Crônica de um "profissional complicado"

(Marcus Ottoni – jornalista)
Quando eu era pequeno e, entusiasmado pela alegria infantil, ajudava meu pai a montar seus anúncios para o jornal O Dia (ajudava é modo de dizer) ouvindo sempre com atenção redobrada ele resmungar coisas como “é preciso melhorar sempre”, “nada está perfeito enquanto não se conclui a ideia”, “não se deve usar apenas uma parte de nossa capacidade criativa”, “tem que esgotar todas as alternativas até chegar ao conceito de qualidade da criação”. Eu não entendia muito bem aquele amontoado de palavras que murmuravam frases durante seu trabalho na mesa da sala, ou mesmo na cozinha entre uma xicara de café, um Continental sem filtro e rabiscos e mais rabiscos em folhas alvas de papel.
Muitas vezes ficava eu ali quieto a observa-lo traçando seus projetos e desenhando suas lógicas profissionais. Dormia, enfiado num pijama de flanela repleta de motivos infantis feito pela minha mãe e, quando dava por mim, estava posto na cama, agasalhado por um cobertor de lã por causa das noites frias de inverno no então estado da Guanabara, mais precisamente no bairro do Grajaú, na cidade maravilhosa. Isso lá pelos idos de 1963, quando ainda nem 10 anos eu tinha.
E fomos nós de um lado para o outro. Papai perdeu o emprego no jornal por causa da instalação do governo militar com a destituição de João Goulart da presidência da República e a eleição do Marechal Castelo Branco pelo Congresso Nacional. Amargamos tempos ruins e difíceis. Mas sobrevivemos e, graças a garra e a determinação de mãe, a verdadeira heroína daqueles tempos, chegamos onde estamos hoje. E chegamos bem. Ultrapassamos as tormentas.

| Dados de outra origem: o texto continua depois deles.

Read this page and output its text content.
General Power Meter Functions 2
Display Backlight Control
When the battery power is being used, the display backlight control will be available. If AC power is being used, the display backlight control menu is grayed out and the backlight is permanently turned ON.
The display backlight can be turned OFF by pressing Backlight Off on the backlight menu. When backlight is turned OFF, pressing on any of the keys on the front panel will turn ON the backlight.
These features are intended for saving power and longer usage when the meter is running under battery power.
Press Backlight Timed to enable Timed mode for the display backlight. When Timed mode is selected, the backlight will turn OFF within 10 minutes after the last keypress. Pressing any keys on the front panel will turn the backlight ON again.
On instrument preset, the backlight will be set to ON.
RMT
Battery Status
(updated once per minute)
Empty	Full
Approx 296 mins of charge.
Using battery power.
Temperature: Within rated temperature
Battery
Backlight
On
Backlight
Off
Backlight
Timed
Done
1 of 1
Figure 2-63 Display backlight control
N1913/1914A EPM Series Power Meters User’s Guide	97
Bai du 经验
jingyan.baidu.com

Ao longo do meu aprendizado profissional tive sempre meu pai como exemplo de jornalista. Muito pela sua competência, sua dedicação, sua lealdade aos fatos e sua independência política sobre os patrulheiros ideológicos que não faltaram numa Brasília enfiada em governos militares e com obstáculos de toda ordem, principalmente para quem usava a palavra para contar verdades inteiras, mesmo que fossem por meio de chuteiras e bolas de couro. Ele me serviu de guia e me deixei navegar no seu oceano de ética, honestidade e compromisso com a verdade, ontem, hoje e sempre.
E desde que me tornei jornalista (sou a terceira geração de Ottonis que assume a profissão: meu avô: Antonio Ottoni, meu pai: Ottoni Filho e eu: Marcus Ottoni. Meus outros irmãos optaram por outras profissões e estão bem cada qual no seu cada qual) que tenho pautado minha carreira com a convicção de que os conhecimentos adquiridos ao longo de quase 45 anos de labuta na imprensa os uso para produzir o que de melhor posso fazer. Assim foi em todos os lugares onde trabalhei nesse país.

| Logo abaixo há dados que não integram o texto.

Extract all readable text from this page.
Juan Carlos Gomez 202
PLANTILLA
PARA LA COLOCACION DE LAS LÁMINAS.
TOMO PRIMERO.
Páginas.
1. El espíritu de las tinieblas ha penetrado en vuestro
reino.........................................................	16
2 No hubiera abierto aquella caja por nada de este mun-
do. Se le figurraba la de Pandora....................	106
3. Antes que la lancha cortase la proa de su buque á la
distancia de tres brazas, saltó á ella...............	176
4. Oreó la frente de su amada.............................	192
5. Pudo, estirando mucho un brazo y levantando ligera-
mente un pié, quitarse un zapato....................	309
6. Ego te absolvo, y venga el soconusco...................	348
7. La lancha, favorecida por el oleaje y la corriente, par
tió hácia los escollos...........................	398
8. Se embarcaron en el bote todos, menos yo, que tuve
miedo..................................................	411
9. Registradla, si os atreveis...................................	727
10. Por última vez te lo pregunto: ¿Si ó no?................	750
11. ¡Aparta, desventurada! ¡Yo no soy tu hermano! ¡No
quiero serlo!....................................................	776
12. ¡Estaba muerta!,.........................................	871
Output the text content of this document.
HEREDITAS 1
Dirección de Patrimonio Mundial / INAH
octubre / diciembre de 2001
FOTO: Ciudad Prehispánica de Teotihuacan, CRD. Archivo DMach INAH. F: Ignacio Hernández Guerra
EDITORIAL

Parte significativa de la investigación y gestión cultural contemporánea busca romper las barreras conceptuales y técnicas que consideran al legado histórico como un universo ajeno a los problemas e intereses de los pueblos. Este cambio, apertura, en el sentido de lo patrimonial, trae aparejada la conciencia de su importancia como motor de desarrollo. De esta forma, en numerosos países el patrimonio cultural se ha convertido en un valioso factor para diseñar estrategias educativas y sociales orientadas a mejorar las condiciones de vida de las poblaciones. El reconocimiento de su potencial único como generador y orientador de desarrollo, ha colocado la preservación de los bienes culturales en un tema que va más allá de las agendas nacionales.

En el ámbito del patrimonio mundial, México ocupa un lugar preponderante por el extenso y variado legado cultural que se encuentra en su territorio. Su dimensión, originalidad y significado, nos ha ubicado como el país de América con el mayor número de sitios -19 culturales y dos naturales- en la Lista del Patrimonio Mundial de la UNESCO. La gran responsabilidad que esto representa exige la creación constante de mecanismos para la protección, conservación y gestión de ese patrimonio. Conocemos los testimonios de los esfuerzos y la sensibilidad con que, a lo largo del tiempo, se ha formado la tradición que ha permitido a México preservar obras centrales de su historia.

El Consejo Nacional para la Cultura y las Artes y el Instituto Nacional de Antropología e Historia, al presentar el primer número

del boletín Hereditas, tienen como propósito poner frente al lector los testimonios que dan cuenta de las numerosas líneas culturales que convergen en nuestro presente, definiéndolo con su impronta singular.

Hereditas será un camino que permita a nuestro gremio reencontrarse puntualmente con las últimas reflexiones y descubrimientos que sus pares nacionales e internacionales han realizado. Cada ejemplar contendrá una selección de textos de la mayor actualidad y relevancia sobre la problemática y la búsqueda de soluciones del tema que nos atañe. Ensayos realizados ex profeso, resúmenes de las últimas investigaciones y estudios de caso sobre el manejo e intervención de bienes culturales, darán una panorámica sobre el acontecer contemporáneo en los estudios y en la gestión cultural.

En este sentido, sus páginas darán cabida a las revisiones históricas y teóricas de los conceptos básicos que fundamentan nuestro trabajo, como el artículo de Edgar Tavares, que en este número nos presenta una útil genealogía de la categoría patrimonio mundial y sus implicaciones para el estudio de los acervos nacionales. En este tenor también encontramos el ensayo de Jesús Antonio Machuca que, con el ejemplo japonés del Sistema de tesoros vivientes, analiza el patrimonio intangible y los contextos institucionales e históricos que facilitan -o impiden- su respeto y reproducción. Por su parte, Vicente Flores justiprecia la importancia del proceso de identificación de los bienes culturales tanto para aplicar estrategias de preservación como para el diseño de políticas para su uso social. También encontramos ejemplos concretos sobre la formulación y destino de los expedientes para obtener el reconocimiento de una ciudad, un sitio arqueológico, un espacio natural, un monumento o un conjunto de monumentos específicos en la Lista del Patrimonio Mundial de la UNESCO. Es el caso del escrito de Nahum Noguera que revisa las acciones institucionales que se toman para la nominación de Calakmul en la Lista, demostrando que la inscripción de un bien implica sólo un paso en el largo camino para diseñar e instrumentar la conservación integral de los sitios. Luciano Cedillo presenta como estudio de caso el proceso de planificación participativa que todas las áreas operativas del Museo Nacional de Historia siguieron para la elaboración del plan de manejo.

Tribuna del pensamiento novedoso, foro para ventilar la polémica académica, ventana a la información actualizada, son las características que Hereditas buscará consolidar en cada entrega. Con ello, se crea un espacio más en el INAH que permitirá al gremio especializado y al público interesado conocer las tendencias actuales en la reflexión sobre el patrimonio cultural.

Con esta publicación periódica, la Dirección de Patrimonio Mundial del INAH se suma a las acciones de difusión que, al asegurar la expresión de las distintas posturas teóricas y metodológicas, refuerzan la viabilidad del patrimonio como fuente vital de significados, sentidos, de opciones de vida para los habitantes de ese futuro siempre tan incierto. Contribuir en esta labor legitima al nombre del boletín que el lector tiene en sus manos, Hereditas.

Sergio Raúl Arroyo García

No Rio Grande do Norte, onde aportei há 34 anos, constitui família e dediquei a maior parte de minha vida ao jornalismo, recebi uma rotulagem que se tornou carimbo pessoal espalhando uma característica profissional falaciosa que me abortou do mercado de trabalho local e que me colocou a margem da profissão. Não sei a origem, mas sei a causa. 
Quando ainda trabalhava no Diário de Natal, na seara dos medalhões de ocasião da imprensa potiguar, fui, por várias vezes e em várias ocasiões, vítima de bulyng profissional com ingerência direta no meu trabalho e na minha produção profissional. Só um exemplo: ao voltar de férias, recebi meu equipamento fotográfico com o espelho interno da Nikon quebrado e ajuntado os pedaço com superbonder. Reclamei e como resposta recebi da chefia de reportagem a determinação de trabalhar assim mesmo porque eu era profissional. 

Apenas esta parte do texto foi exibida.